Lahananın dış yaprakları tamamen soyulur, yoğun iç kısmı kalır. Lahananın orta kısmındaki bürümcüklü, yoğunluklu kısmının içi oyulur. Çok kalın olmayan ama kolayca delinemeyecek kadar da sağlam olan bir dış çeper bırakılır göbekte.

Kıyma, pirinç, soğan, kırmızı biber, karabiber, nane, tuz ve istenilen diğer bahatratlar eklenerek bir harç hazırlanır.

Çok geniş olmayan ama derin olan mümkünse bir kuşhanenin dibine tereyağ eklenir, üzerine uzun havuç dilimleri, soğan halkaları, kesilmiş domatesler dizilir boşluk bırakmadan.

İçi doldurulmuş lahana göbeği de ters çevrilerek tencereye koyulur. Salçaya su katılıp hafifçe kaynatılarak lahananın üzerine eklenir. Kapağı kapatılarak pişirilir. Çok lezzetli bir yemektir GÖBEK LAHANA DOLMASI.

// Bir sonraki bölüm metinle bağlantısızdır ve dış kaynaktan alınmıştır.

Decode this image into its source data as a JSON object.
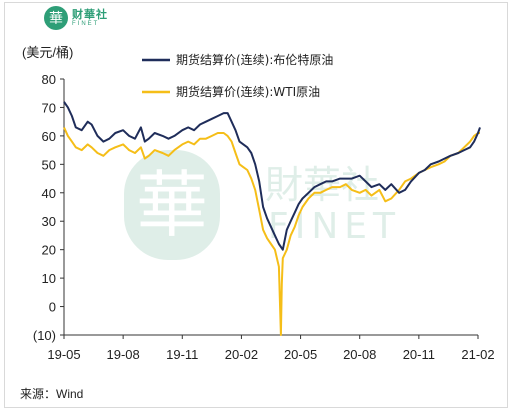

Lahana lezzetleri bu kadarla bitmez. Lahana turşusunu hepimiz biliriz. Arta kalan lahanalardan kolayca kurulan bir turşudur.

Karışık turşular ile de yapılabileceği gibi özellikle taze fasulye, sivri biber, gök domates ile kurulmuş lahana turşusu dilimlenip, mutlaka evet mutlaka tereyağında hafifçe kavrularak pidelerin, etli yemeklerin ve hamur işlerinin yanında sunulursa, LAHANA TURŞUSU KAVURMASI, beraberindeki yemeklere çok yakışan, garipsenmeyen, bir yerlerden tanıdık bir lezzettir.

Yine gök domates ile bilinmedik ya da az bilindik yemekler listemize ekleyebileceğimiz bir tarif vardır.

Gök domatesler yani ham, olgunlaşmamış, yeşil domatesler, zeytinyağlı yemeklerin pişirilmesi usulüyle su katılmadan ama azıcık bulgur eklenerek pişirilir.Tuzlu ve ekşili tadıyla yaz günleri için hafif ve ideal bir öğündür.

Hep bildiğimiz tatlar dışındaki tatları tatmak sadece yemeklerde olsun, günümüzün, evimizin, ağzımızın, hayatımızın tadı, güzellik durağında kalsın, hiç değişmesin.